JHC: How would you respond to those who might perceive Suture Express as one more player injecting itself into the implant supply chain, driving up costs?

Istvan: I would respond by pointing out the major sources of proven savings:

  • Logistical efficiency. Shipping expense drops, because Suture Express adds the implant replenishment to our regular daily shipments of surgical supplies to each hospital. And the manufacturer replaces daily overnight shipments to each hospital with one weekly ground shipment to our distribution center.
  • Inventory reduction. It is true that we add one additional stocking location (the Suture Express national distribution center) to the system. However, in every pilot we have conducted, we have reduced total system inventory by 5 to 25 percent, depending on the number of hospitals in the IDN.
  • Less waste, loss and expiration. Manufacturers report that by using this distribution process, product loss and expiration have been cut in half. (These typically run 5 to 10 percent in a manufacturer-direct system.)
  • Accurate reporting. Both hospitals and manufacturers track and contract on share of usage data. Suture Express provides total visibility to manufacturer share for each hospital. IDNs can monitor share differences across their network. Furthermore, we provide daily data on premium product usage at each facility (and individual cath lab), allowing hospitals to identify potential “upselling” by sales reps.
  • Improved productivity for manufacturers’ reps. This system almost eliminates the logistical burden on the manufacturer’s rep, allowing him or her to invest more time in high-value case support or clinical training.

 

JHC: Have you actually implemented your program, or are you still in the planning stages?

Istvan: Yes, we have implemented. We have pilot programs in place with the following manufacturers of cardiovascular implants (e.g., stents and catheters) and cardiac rhythm management implants (pacemakers and implantable cardioverter defibrillators): Medtronic, Boston Scientific, Abbott Vascular and St. Jude Medical. And we are designing a pilot program in orthopedics.

 

JHC: Early results from the pilots?

Istvan: The savings mentioned above are real and quantifiable. There is typically a 10-15 percent reduction in total system cost, which creates enough value to be shared between the hospital and the manufacturer. While a good portion of the cost reduction benefits manufacturers, hospitals have successfully negotiated additional ‘Bulk Buy’ discounts which average about 10% of the contract price. We have decreased stock-out rates in all participating hospitals. Surgeons appreciate that, as it creates less disruption and enables them to use the product they believe is most clinically important. Some hospitals are using more transparent information to encourage groups of surgeons to standardize on one or two manufacturers.
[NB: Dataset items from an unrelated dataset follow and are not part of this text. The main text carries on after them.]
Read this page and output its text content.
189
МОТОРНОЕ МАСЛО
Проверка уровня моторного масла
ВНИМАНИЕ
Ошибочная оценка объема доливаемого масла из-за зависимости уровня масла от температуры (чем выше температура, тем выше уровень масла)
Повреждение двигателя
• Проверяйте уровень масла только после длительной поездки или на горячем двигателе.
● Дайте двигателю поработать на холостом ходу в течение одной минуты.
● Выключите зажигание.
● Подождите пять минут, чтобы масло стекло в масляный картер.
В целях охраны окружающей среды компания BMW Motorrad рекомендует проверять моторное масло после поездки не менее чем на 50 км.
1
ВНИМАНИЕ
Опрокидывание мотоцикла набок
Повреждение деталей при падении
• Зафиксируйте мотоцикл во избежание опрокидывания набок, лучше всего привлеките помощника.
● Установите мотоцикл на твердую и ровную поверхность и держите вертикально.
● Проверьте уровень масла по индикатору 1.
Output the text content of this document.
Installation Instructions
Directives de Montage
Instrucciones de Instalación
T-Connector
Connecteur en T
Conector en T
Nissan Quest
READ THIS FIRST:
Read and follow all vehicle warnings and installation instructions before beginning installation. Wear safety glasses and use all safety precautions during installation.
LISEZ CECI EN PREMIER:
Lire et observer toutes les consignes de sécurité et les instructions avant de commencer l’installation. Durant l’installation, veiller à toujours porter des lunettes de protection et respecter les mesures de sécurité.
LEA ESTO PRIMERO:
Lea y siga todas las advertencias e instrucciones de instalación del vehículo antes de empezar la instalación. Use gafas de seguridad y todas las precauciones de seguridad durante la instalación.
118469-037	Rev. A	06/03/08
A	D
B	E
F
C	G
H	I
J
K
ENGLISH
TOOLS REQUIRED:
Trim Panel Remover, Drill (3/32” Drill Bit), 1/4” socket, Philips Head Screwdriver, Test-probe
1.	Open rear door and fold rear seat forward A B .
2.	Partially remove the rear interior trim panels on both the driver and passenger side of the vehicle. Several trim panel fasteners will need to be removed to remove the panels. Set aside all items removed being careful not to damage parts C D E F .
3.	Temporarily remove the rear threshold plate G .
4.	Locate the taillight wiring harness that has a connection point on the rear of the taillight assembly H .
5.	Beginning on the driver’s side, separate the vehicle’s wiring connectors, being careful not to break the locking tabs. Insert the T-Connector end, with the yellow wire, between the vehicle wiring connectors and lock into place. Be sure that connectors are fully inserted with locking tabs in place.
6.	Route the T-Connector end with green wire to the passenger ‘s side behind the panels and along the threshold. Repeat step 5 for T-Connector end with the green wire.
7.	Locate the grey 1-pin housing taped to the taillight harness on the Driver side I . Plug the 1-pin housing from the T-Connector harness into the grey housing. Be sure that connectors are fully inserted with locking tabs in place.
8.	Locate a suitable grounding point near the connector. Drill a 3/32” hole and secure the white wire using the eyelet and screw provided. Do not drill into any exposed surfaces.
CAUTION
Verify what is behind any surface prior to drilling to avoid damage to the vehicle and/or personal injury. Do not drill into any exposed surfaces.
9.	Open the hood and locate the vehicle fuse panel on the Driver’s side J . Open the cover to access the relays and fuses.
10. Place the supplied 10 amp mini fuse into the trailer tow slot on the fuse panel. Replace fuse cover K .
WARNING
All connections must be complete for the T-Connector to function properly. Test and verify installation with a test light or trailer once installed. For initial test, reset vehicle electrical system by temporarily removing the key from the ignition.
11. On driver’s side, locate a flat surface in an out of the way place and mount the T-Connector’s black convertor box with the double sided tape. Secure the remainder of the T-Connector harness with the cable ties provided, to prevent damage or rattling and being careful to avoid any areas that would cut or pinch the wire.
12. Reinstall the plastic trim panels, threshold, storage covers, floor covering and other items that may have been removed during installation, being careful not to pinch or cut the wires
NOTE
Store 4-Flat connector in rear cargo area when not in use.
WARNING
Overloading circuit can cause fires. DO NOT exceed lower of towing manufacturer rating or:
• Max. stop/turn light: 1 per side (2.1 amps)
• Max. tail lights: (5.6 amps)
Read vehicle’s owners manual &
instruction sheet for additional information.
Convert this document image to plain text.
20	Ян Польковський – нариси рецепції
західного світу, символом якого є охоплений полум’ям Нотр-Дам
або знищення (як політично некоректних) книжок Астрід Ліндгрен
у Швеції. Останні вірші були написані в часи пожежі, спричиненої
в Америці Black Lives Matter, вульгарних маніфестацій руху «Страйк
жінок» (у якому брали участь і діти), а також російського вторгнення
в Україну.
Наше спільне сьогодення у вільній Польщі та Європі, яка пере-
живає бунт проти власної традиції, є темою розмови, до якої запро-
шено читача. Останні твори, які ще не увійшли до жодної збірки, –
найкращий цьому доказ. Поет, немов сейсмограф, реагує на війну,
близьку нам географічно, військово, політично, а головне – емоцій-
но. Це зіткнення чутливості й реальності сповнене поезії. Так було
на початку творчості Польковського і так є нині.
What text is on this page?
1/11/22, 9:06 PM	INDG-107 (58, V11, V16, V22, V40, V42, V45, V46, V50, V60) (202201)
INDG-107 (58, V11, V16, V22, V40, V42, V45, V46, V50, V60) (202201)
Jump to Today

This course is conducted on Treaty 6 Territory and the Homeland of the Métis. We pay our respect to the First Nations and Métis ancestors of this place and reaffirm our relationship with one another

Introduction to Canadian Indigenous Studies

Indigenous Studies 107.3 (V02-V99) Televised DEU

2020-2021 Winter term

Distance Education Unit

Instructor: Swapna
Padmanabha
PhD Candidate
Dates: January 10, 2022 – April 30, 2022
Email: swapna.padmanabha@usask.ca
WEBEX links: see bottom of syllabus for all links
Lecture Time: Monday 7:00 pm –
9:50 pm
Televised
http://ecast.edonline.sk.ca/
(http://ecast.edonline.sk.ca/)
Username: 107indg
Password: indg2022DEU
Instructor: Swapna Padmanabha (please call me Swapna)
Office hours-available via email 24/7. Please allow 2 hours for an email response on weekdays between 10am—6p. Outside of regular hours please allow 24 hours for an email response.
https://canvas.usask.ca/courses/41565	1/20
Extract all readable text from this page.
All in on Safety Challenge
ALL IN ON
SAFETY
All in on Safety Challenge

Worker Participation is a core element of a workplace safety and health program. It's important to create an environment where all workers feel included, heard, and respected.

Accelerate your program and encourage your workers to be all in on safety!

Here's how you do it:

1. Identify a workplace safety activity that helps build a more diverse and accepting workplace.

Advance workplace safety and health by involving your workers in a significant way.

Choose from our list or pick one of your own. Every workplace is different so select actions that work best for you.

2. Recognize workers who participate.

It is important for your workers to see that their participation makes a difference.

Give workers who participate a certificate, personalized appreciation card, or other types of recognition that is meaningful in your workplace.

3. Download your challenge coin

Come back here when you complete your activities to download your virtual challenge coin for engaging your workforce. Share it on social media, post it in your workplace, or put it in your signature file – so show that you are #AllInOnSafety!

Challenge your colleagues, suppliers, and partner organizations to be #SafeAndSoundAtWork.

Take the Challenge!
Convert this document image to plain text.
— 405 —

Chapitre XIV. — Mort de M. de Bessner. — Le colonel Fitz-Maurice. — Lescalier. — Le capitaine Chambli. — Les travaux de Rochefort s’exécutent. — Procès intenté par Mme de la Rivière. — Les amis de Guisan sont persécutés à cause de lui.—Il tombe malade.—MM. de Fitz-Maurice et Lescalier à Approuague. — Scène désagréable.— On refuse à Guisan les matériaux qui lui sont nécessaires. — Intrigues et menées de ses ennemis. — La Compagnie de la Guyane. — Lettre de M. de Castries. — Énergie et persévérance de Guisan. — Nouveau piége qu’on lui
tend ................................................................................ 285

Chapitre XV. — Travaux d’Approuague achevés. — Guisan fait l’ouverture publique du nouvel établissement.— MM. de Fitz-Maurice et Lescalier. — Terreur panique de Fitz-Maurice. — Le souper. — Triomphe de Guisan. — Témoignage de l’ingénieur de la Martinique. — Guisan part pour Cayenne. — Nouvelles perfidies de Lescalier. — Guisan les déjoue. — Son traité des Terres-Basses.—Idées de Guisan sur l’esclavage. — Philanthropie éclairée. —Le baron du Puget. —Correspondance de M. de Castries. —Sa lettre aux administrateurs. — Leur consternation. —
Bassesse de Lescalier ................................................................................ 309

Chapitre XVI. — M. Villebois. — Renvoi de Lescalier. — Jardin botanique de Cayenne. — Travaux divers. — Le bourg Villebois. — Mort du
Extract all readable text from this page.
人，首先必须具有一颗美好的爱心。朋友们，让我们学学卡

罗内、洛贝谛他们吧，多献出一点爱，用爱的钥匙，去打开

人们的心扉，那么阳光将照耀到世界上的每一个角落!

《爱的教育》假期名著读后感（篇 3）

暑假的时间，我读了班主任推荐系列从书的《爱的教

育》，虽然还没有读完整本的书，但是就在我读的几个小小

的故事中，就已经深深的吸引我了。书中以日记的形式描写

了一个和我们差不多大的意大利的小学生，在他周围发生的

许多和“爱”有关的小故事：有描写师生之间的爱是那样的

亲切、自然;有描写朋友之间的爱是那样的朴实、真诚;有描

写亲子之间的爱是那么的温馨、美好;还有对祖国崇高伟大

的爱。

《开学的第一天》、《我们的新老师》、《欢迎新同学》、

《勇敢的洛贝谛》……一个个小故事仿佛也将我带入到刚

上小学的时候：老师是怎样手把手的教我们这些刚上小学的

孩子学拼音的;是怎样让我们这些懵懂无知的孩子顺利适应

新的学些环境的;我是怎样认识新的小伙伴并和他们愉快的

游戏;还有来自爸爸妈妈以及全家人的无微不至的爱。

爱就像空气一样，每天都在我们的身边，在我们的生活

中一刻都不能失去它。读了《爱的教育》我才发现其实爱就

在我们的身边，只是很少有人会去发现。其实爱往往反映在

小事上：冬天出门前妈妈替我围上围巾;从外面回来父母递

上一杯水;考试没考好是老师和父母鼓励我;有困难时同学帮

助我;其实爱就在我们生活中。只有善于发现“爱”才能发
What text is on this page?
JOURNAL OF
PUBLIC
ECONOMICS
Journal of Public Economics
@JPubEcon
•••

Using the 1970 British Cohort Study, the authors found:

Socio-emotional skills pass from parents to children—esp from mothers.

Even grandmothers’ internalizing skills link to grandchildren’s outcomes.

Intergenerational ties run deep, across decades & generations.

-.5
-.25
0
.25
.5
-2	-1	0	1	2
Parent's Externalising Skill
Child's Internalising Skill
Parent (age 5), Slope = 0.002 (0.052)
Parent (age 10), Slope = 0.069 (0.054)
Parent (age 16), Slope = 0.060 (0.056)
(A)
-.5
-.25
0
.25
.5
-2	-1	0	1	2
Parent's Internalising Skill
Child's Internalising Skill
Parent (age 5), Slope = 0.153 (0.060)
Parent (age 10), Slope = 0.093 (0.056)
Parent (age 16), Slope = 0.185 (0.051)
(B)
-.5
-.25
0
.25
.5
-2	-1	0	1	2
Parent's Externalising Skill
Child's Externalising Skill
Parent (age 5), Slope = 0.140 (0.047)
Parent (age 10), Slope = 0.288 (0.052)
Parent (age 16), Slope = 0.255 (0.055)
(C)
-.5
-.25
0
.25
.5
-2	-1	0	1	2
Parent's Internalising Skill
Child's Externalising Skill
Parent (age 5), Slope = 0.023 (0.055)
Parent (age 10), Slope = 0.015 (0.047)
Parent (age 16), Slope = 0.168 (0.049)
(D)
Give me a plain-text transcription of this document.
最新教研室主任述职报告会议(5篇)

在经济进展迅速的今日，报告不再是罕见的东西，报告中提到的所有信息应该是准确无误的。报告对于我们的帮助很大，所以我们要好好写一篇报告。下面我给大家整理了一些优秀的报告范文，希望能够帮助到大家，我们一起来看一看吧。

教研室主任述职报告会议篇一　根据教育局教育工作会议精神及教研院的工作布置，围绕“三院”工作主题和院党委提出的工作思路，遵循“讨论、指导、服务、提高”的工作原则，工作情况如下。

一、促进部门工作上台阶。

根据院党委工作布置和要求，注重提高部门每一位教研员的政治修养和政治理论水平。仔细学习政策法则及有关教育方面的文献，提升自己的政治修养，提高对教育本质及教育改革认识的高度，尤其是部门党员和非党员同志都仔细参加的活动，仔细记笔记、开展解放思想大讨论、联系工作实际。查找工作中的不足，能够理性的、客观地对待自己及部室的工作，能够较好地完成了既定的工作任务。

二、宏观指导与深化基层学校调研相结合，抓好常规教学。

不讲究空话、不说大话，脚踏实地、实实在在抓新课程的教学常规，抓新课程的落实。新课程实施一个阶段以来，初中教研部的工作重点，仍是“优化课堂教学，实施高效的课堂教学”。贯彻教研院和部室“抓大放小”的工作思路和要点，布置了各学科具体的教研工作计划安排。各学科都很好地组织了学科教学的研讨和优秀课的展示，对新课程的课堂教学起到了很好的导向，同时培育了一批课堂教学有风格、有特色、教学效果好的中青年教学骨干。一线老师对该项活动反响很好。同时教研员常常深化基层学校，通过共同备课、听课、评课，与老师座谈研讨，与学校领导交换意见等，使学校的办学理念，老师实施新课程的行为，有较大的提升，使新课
This could unlock additional savings, but is not a requirement to capture the cost savings mentioned above.

 

 

 

 

Jay Istvan, CEO of Suture Express – the leading specialty distributor of suture, endomechanical and other surgical supplies – believes that centralized warehousing and distribution can rationalize the implant supply chain, lower costs, and improve economics for manufacturers, hospitals, and patients. 

Istvan joined Suture Express in 2014. He brings 23 years of healthcare consulting experience and eight years of executive operating experience with The Boston Consulting Group, Bain and eLoyalty. He began his career in 1982 as a project engineer at Abbott Laboratories in the Diagnostic division.